日本婦道記

直木賞を辞退したただひとりの作家がいる。山本周五郎。読者から与えられる以上の賞があるとは思われぬ、という信念である。昭和18年の第17回直木賞で、対象作品が「日本婦道記」(新潮文庫)。11編を収める時代物の連作短編集で、女の生き方を綴っている。5歳にして両親を失い、養女となったお石が、物心ついて自分の出自を知り、養家に迷惑を掛けると知るや、自ら身を引いていく「墨丸」。未亡人となって、遺児を育てるために、弓の矢作りを生業とするが、その矢に小さく大願と20年間彫り続け、それが将軍の目に留まり、お家の再興を果たす「箭竹(やだけ)」などだ。厳しい武家の定めの中で夫のため、子のために生き抜いた妻や母を、清々しい強靭さ、凛とした美しさ、あふれる哀しみで感動を呼び起こす。日本女性の美しさは、その連れ添っている夫も気づかないというところに非常に美しくあらわれる、とする。戦時下で用紙事情もあり、雑誌社側からの枚数制限も厳しく、ムダな描写は木の葉一枚でも許さぬ、という制約のもとで書かれた。また、それを逆手に作家は短編技術の習得にその技を磨いたともいえる。
 山本は明治36年の生まれで、本名は清水三十六(さとむ)。8歳にして小学校の先生から、「君は小説家になれ」とその文才を認められた。家の没落で、小学校卒業後、東京木挽町の山本周五郎質店に徒弟として住み込むことになるが、そこの店主の庇護の下に創作に励むことができた。肉親以上の父親と感じたといい、店名そのままをペンネームに使って、尊敬と感謝の念をあらわしている。性格は「曲軒」とあだ名されるほどの偏屈さだが、学歴と容貌のコンプレックスからきている。そういえば松本清張と似ていて、同じく三島由紀夫を嫌い、反骨精神からか、「樅ノ木は残った」「赤ひげ診療譚」「虚空遍歴」「ながい坂」など多作である。読者を誘う語り口のうまさ、計算されたリズムは秀逸で、山周ワールドといい、誰もがはまり込んでしまう世界を作り出した。
 漱石や鴎外は悪妻に苦しんだとされるが、山本はそうではなかった。最初の妻きよいは、自分は大衆作家の妻になったのではないと口にして、純文学への志を励まし続けた。すい臓がんで昭和20年に亡くなるが、本棚を解体して棺桶を作り、葬儀場までリアカーを引いている。再婚の相手はこの時、病妻や幼子の面倒を見てくれた近所に住むきんで、市電で3駅離れた仕事場まで毎日夕食を持参した。この二人の妻もさりげなくモデルにして婦道記に書き込んでいる。昭和42年、63歳で亡くなるが、絶筆となったのが「おごそかな渇き」。朝日新聞の日曜版での連載だったが、当時大学の3年でよく覚えている。賞をまったく固辞した本人の名前を冠した山本周五郎賞を創設した新潮社の態度もちょっと矛盾しているように思える。余程売り上げに貢献したのであろう。また周五郎が山口瞳を、ありがたい作家が現れたのだと絶賛しているのもうれしい。
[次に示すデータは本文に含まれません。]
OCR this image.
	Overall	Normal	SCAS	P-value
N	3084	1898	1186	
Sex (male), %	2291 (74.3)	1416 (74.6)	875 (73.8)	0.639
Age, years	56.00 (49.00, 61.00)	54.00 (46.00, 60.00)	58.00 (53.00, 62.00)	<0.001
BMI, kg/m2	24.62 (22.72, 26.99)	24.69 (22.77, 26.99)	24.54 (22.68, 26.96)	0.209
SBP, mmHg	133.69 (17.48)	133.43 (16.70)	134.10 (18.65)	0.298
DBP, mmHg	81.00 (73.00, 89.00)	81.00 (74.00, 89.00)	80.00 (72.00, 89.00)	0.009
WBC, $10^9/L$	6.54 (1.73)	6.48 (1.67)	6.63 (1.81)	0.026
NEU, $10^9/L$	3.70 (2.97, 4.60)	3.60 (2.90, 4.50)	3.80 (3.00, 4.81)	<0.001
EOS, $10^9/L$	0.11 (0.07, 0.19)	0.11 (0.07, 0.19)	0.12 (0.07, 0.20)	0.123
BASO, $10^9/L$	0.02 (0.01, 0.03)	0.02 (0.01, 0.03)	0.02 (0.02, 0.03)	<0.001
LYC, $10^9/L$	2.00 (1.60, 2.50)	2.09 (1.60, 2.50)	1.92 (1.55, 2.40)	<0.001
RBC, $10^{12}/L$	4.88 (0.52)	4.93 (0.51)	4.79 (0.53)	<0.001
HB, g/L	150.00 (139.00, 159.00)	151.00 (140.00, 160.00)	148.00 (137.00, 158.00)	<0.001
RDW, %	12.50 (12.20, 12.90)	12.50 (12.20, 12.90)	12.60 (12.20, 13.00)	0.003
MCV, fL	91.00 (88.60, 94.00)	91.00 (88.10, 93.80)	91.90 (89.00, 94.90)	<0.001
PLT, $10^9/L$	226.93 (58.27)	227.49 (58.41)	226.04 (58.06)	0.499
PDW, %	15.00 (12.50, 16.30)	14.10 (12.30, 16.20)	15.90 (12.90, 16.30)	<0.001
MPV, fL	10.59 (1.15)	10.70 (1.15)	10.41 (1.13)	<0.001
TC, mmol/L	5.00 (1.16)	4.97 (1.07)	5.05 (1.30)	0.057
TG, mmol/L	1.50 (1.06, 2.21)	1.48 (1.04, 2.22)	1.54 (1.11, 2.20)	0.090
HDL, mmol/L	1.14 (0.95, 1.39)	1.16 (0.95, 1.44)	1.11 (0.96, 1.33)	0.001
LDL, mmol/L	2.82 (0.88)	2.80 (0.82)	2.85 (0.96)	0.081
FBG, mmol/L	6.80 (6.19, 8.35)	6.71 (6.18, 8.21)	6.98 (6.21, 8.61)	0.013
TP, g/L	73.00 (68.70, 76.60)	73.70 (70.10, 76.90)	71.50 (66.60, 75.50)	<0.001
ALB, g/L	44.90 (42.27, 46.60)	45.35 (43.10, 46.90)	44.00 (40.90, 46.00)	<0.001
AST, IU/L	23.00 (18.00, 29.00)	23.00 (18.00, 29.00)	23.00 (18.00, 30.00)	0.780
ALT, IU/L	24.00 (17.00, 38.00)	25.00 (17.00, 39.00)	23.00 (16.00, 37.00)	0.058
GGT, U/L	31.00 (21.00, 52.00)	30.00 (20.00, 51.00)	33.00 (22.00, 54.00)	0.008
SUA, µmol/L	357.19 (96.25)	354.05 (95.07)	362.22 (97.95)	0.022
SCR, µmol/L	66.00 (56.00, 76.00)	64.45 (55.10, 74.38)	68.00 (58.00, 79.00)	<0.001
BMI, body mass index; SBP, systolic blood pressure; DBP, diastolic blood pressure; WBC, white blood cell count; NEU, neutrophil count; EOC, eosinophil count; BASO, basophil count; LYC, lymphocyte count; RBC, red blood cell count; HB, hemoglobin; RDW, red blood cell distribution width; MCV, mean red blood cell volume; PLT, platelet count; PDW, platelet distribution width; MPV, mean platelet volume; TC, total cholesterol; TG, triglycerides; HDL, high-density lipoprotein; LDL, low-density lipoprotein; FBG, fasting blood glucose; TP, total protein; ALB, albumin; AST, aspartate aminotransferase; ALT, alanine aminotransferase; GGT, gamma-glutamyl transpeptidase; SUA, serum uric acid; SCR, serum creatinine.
 その山周にはまったのが大学1年の末頃だった、涙さえ流して読んでいた。そして、今にして思うと冷や汗ものだが、「日本婦道記」1冊を贈って亡妻へのプロポーズ代わりとしたのである。男にとって、これほど心地いい世界はない。妻たるものは、夫や子のために犠牲を払うのが美徳であると説くのである。どんな気持ちで読んでいたのであろうか、一度聞いてみたかった。亡妻の同級生でもある上野千鶴子なら、時代錯誤もいい加減にしてよ、山本周五郎は戦争協力者なのよ、と文庫本で顔を2~3発張られていたに違いない。
 1月7日亡妻の命日である。ということで、9年忌を、思い出の文庫本を読み返すことで迎えることになった。
 あらためて、おめでとうございます。昨年は本の押し売りなどで、大変なご迷惑を掛けました。おかげさまで所期の目標を上回ることができました。また、居酒屋では、ぼったくり商法でこれまた多大なご損害をお掛けして、申し訳ありませんでした。ことしは静かに過ごしたいと思っております。